Marching against the housing crisis, photo Paul Mattsson

Marching against the housing crisis, photo Paul Mattsson   (Click to enlarge: opens in new window)

Niall Mulholland, executive committee, London Federation of Housing Co-ops (personal capacity) and East London Socialist Party

Not only are many families in Newham, east London, living in overcrowded and inhumane conditions, the borough has now revealed that half of its 27,000 landlords failed to declare their rental income.

Newham estimates that across London that means lost tax of £200 million a year. HM Revenue and Customs estimated in 2014 that up to one million buy-to-let landlords are not declaring their rental income nationally.

From 2006 to 2016, private landlords’ share of housing stock in Newham rocketed from 21% to 46%. The council came under pressure to do something about greedy, unscrupulous landlords.

The borough’s private housing sector is notorious for illegal conversions, overcrowding, unsafe wiring, atrocious fire safety standards, damp, poor heating and pest infestation.

In 2013 the council took the minimum step needed by introducing a compulsory borough-wide licensing scheme for landlords, the first in the country.

It claims 1,135 prosecutions for ‘housing crimes’ – an incredible 70% of all prosecutions in London – and £2.6 million a year in additional council tax.

But what happens to tenants cleared from dangerous slum housing?

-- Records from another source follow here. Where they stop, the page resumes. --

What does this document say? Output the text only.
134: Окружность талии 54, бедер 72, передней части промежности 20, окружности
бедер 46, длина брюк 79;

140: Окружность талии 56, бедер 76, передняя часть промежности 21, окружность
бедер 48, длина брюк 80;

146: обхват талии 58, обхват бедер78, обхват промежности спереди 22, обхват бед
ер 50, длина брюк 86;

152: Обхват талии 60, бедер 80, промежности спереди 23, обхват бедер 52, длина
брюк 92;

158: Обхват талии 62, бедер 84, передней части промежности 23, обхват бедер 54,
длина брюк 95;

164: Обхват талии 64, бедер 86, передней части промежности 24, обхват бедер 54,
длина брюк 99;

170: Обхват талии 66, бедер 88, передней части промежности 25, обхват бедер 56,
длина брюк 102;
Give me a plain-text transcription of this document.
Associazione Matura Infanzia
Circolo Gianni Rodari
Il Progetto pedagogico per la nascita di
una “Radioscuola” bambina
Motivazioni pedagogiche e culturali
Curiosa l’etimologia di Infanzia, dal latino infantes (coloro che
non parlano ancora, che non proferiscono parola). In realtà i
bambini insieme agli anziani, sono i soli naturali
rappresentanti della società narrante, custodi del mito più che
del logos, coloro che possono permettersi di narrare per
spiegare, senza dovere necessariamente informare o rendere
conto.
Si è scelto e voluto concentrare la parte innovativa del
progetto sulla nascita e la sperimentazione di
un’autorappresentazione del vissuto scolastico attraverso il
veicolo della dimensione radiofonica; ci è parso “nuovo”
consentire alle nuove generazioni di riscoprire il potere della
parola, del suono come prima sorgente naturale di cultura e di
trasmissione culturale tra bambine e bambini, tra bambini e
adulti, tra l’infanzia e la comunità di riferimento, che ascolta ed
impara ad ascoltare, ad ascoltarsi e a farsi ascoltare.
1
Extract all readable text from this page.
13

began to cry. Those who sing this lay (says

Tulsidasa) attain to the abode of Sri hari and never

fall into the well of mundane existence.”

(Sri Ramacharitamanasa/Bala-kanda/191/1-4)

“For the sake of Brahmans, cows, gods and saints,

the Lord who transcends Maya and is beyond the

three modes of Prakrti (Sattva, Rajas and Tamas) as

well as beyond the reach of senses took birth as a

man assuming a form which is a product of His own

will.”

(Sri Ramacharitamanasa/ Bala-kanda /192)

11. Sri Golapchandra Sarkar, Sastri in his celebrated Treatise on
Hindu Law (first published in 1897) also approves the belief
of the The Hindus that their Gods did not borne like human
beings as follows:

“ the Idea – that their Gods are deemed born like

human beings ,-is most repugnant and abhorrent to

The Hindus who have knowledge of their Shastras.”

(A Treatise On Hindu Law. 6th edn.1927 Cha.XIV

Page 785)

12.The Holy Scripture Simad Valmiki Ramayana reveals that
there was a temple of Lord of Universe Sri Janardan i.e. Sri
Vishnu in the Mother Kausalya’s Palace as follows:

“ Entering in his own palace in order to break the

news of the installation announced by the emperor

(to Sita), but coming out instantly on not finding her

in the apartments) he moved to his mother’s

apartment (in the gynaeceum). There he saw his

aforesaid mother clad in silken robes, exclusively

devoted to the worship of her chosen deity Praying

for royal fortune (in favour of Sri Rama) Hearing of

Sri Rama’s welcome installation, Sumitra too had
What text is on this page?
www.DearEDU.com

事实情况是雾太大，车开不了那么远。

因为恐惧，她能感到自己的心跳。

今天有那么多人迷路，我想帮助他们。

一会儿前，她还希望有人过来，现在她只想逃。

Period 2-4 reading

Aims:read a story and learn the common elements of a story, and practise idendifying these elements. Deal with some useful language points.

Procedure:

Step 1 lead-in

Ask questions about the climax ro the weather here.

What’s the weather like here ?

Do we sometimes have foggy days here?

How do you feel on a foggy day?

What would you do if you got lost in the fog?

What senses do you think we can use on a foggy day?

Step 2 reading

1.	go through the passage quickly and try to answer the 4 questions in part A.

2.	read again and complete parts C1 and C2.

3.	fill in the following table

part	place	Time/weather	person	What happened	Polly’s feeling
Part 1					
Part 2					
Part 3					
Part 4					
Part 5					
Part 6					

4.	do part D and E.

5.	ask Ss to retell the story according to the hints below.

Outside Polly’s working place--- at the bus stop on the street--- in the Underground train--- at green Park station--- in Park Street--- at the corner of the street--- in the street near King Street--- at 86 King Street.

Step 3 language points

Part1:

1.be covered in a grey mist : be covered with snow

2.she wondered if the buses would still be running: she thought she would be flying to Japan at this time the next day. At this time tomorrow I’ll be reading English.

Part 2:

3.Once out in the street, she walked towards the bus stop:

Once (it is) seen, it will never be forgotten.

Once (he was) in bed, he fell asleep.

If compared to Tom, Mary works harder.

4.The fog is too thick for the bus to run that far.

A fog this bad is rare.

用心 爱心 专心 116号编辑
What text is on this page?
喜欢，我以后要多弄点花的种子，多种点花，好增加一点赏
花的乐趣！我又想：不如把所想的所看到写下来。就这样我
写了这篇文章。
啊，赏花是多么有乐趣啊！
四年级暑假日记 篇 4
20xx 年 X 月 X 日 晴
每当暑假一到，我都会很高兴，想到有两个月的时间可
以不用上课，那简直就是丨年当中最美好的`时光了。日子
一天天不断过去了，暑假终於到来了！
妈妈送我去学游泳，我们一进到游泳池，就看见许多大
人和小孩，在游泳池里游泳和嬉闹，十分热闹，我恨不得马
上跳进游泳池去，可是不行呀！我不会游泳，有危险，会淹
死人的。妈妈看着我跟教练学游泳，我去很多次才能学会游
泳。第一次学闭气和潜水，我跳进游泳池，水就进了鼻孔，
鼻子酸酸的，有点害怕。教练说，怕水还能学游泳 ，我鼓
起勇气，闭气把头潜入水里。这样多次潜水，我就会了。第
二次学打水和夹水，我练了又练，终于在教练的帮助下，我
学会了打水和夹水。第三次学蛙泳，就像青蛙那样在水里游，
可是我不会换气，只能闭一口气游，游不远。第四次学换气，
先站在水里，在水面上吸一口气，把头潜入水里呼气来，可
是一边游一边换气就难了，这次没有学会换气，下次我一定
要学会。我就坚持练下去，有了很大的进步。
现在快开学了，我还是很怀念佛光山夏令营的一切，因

Thousands of households on Newham’s council home waiting list have been there for over a decade. Newham needs to build homes.

Labour

The Labour administration pleads that it has lost half its ‘core grant funding’ from central government since 2010-11. But it has docilely passed on these cuts to housing, schools, social care and local services in one of the country’s poorest boroughs.

And even this limited regulation is too much for the landlord-friendly Tory government. In 2015, Brandon Lewis, housing minister at the time, declared it imposes “additional unnecessary costs” on landlords.

He made it obligatory for local authorities to apply to the communities and local government secretary to license landlords if the scheme affects more than 20% of homes in a borough.

Newham may have its application for renewal of the scheme turned down by the December deadline.

Local authorities that followed Newham – Barking and Dagenham, Croydon, Waltham Forest and Liverpool – could then also see their schemes scrapped. Redbridge had its refused before it even began.

Compulsory registration of private landlords should be linked to private rent caps and no-cuts council budgets.

Councils need to build campaigns to fight the government, not just accept its austerity diktats.

And instead of exporting those made homeless by councils – like Newham’s ‘E15 mums’ – local authorities need to start building genuinely affordable, safe council homes.